The Quinceañera Matthew Henning
Matthew Henning debuted onstage as a keyboardist in Passing Strange, after first overseeing transcription of the rock musical on Broadway and at The Public Theater. He was Associate Composer of The Bridge Project's Richard III, a joint production of BAM and London's Old Vic, and Driving Miss Daisy on Broadway and the West End. His scoring for television has earned multiple Emmy nominations and a commercial Telly award.
The Quinceañera sets a Mexican-American girl’s fifteenth birthday fiesta, an important, often elaborate celebration marking the transition from childhood to womanhood. In the US, the fiesta incorporates European, Native, Middle Eastern, and even Hollywood narratives. Above all it is a great party that brings a girl’s family, extended family, and community together.

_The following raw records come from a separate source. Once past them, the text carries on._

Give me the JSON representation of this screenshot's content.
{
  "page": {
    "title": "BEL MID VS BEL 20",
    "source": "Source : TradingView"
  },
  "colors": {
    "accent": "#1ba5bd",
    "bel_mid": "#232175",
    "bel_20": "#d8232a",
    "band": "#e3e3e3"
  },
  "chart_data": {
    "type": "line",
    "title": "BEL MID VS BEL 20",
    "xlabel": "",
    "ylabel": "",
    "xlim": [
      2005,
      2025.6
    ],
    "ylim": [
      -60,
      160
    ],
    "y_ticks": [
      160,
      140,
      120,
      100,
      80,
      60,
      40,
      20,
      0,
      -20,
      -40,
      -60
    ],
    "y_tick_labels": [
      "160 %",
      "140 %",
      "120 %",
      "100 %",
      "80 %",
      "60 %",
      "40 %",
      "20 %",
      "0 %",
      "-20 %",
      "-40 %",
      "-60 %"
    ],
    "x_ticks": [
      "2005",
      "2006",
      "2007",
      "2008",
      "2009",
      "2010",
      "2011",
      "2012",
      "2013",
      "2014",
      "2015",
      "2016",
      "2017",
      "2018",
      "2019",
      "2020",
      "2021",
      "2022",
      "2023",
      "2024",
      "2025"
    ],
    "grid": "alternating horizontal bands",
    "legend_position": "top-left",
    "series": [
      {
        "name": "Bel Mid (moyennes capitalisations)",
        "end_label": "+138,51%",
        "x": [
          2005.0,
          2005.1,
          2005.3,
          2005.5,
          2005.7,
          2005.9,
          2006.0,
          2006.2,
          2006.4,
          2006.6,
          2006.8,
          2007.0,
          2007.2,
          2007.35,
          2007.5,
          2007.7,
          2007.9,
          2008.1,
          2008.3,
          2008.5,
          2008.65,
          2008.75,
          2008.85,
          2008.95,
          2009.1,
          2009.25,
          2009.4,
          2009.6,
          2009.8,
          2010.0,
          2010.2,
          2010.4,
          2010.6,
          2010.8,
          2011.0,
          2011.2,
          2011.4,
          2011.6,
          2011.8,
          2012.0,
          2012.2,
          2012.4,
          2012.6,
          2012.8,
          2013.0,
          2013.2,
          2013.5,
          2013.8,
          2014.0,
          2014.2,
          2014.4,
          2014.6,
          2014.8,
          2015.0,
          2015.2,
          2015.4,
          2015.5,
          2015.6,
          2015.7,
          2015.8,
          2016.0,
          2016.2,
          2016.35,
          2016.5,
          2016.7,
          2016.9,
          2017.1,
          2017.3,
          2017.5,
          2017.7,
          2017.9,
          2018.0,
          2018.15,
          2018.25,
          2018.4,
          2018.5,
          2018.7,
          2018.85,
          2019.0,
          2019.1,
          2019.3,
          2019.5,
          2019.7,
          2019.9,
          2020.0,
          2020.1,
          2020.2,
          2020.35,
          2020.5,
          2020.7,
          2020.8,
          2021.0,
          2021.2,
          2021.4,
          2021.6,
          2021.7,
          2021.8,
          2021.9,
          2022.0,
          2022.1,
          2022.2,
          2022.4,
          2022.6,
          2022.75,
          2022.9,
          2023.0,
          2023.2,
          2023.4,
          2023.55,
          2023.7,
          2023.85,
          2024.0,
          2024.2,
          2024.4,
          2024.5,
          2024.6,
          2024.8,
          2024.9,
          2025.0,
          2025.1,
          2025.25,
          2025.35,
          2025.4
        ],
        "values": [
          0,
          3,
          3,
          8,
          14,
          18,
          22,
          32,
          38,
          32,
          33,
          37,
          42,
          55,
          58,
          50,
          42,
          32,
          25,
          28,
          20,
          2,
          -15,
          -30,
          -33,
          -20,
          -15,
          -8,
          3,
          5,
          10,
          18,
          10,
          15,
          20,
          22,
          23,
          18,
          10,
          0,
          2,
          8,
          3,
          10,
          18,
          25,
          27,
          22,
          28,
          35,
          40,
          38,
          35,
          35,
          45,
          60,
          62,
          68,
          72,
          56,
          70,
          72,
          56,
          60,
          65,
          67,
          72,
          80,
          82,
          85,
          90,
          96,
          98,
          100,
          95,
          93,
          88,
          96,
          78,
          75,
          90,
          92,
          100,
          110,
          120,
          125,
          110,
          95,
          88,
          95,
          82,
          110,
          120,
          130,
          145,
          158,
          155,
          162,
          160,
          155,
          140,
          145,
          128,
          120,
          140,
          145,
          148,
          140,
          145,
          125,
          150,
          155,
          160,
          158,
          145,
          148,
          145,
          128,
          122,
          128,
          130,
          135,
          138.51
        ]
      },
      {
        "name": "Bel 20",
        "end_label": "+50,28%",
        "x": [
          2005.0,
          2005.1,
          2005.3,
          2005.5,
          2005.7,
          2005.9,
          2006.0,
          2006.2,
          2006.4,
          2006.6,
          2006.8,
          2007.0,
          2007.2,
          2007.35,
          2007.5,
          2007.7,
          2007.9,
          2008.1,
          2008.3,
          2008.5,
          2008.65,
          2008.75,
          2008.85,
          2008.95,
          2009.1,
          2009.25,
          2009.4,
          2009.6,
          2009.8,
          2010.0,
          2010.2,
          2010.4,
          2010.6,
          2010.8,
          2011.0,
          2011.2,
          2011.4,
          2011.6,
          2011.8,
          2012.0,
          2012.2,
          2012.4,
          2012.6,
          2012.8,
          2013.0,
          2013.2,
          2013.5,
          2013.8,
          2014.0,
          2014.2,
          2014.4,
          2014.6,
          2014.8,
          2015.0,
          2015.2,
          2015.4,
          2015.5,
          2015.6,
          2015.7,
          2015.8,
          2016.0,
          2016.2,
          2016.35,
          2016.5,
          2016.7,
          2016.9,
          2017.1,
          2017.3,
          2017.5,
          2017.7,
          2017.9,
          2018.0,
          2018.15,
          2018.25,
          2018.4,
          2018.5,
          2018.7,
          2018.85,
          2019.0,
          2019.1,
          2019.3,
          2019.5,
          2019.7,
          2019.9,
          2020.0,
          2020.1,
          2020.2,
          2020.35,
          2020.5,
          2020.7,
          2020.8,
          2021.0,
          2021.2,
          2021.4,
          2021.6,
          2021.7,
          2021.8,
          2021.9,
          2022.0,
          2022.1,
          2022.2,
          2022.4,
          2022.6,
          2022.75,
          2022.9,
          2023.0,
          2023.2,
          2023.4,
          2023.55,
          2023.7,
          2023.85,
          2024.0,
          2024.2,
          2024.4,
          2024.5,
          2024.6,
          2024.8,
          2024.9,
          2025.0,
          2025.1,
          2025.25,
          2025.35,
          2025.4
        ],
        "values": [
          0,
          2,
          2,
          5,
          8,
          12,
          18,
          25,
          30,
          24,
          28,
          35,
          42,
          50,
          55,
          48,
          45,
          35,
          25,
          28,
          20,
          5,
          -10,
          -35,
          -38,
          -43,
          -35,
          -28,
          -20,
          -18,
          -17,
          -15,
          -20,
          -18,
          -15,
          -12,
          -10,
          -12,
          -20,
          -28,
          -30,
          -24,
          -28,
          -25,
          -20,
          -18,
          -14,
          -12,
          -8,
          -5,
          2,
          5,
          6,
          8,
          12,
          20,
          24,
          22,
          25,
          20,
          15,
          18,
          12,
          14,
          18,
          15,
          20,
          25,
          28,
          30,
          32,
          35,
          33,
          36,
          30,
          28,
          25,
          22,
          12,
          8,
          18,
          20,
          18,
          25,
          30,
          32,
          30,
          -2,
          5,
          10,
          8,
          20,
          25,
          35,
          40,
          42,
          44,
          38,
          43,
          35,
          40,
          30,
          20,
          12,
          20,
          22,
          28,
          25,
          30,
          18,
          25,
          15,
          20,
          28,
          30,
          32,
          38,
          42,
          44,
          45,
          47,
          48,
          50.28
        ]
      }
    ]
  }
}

From The Tender Land- Aaron Copland
(1900-1990)
The Promise of Living and Stomp Your Foot
Aaron Copland was born on November 14, 1900, in Brooklyn and was the youngest of five children. The family lived above a department store, which they owned in Prospect Heights on the corner of Dean Street and Washington Avenue. Copland commanded a central role in this country's musical life for almost seventy years as a composer, conductor, writer and lecturer, teacher, advocate of modern music, and a founder of the American Composers Alliance and the Tanglewood Festival. The Tender Land was composed between 1952 and 1954, and was intended for a television audience. After it was rejected, the opera received its first performance by the New York City Opera in 1954. These two choruses are highlights from the opera, which tells the story of a farm family in the Midwest.
Selections from Porgy and Bess George Gershwin (1898-1937)
Summertime
It Ain’t Necessarily So
Oh Lawd, I’m On My Way
George Gershwin was born in Brooklyn to the parents of Jewish immigrants from Odessa. He began his musical career as a song-plugger on Tin Pan Alley, but was soon writing his own pieces. Gershwin’s first published song, When You Want ‘Em, You Can’t Get ‘Em, demonstrated innovative new techniques, but only earned him five dollars. In 1924, George collaborated with his brother, lyricist Ira Gershwin, on a musical comedy “Lady Be Good”. It included such standards as “Fascinating Rhythm” and “The Man I Love.” It was the beginning of a partnership that would continue for the rest of the composer’s life. In the same year, Gershwin composed his first major classical work, Rhapsody In Blue for orchestra and piano. Porgy and Bess was first performed in 1935 and featured an entire cast of classically trained African-American singers-a daring artistic choice at the time.